Photo Via DaveAustria on Flickr.
Not that you'd expect it, but hot yoga can be a pretty funny experience sometimes. You get silly sounds coming from super-sweaty yogis, odd characters running in and out of the room, and general chaos and mayhem on those crowded days.
Here are a few of my favorite moments from the Hot Box that I'd like to share. What memories do you cherish from Bikram's Torture Chamber?
- “Wow, whose red panties are these?” (*Teacher holds up pair of red hot, lacy underwear in front of class with wide-eyed look on his face.) “Alright, well I guess I’ll keep them up here on the podium. I feel like they’re a little Christmas present that someone’s left for me. I guess it’s Christmas in July!”
- “You’re not babies; you’re warriors. So don’t act like a baby in here. Next set!”
- “Hey, Steve! I have an idea…how about you wait ‘til after class to take a shower? Yeah, I saw that, the water bottle action. You thought you could sneak it by me, but you forget: I see all in here…”

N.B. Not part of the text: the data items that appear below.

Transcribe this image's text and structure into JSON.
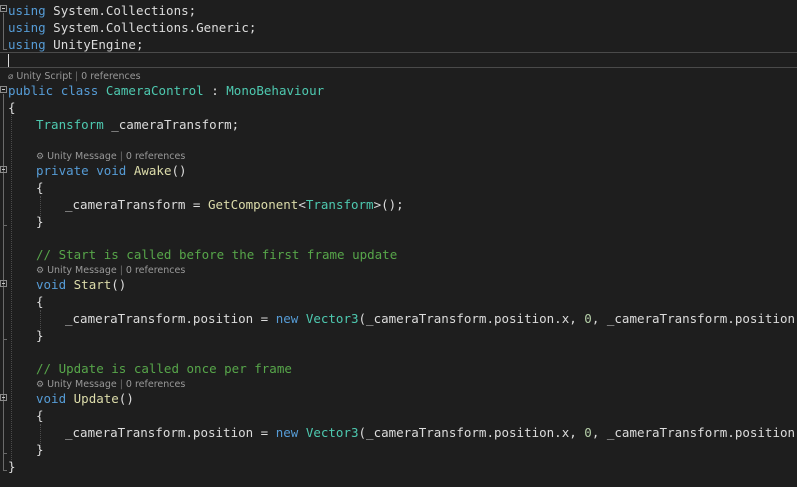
{
  "editor": {
    "usings": [
      {
        "keyword": "using",
        "ns": "System.Collections;"
      },
      {
        "keyword": "using",
        "ns": "System.Collections.Generic;"
      },
      {
        "keyword": "using",
        "ns": "UnityEngine;"
      }
    ],
    "class_lens": {
      "kind": "Unity Script",
      "refs": "0 references"
    },
    "class_decl": {
      "kw_public": "public",
      "kw_class": "class",
      "name": "CameraControl",
      "colon": " : ",
      "base": "MonoBehaviour"
    },
    "open_brace": "{",
    "close_brace": "}",
    "field": {
      "type": "Transform",
      "name": " _cameraTransform;"
    },
    "awake": {
      "lens": {
        "kind": "Unity Message",
        "refs": "0 references"
      },
      "kw_private": "private",
      "kw_void": "void",
      "name": "Awake",
      "parens": "()",
      "open": "{",
      "close": "}",
      "body": {
        "lhs": "_cameraTransform = ",
        "fn": "GetComponent",
        "lt": "<",
        "type": "Transform",
        "gt": ">();"
      }
    },
    "start": {
      "comment": "// Start is called before the first frame update",
      "lens": {
        "kind": "Unity Message",
        "refs": "0 references"
      },
      "kw_void": "void",
      "name": "Start",
      "parens": "()",
      "open": "{",
      "close": "}"
    },
    "update": {
      "comment": "// Update is called once per frame",
      "lens": {
        "kind": "Unity Message",
        "refs": "0 references"
      },
      "kw_void": "void",
      "name": "Update",
      "parens": "()",
      "open": "{",
      "close": "}"
    },
    "assign": {
      "p1": "_cameraTransform.position = ",
      "kw_new": "new",
      "type": "Vector3",
      "p2": "(_cameraTransform.position.x, ",
      "zero": "0",
      "p3": ", _cameraTransform.position.z);"
    }
  },
  "colors": {
    "background": "#1e1e1e",
    "keyword": "#569cd6",
    "type": "#4ec9b0",
    "method": "#dcdcaa",
    "number": "#b5cea8",
    "comment": "#57a64a",
    "text": "#dcdcdc",
    "codelens": "#999999"
  },
  "icons": {
    "codelens_message": "gear-icon",
    "fold": "collapse-icon"
  }
}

- “Have you noticed you’re twitching your fingers during triangle pose? I mean, it’s kind of cute, but it has to stop. We can’t have that in here.”
- “Is that a purse? Is that your purse, miss? Is there a cell phone in that purse?” *Yogi nods her head, blushing a bit. “OK, well no worries, but just remember next time to leave it outside the room. Alright, let’s start pranayama…” *Pause. “You know what? As it turns out, I can’t have a phone in here. It’s just wrong. Here, I’m just going to set it outside at the front desk…” *Teacher starts dialogue as he walks out the door...
- "Face to the legs, upper body to the thighs, like a grilled cheese sandwich..." (Why would you want to eat a Japanese ham sandwich anyway?! Grilled cheese all the way. :)
- "Close your mouth. Close your mouth. Close your mouth." *Yogi still exhales loudly through an open mouth. "Man, people need to work on their manners in this class!"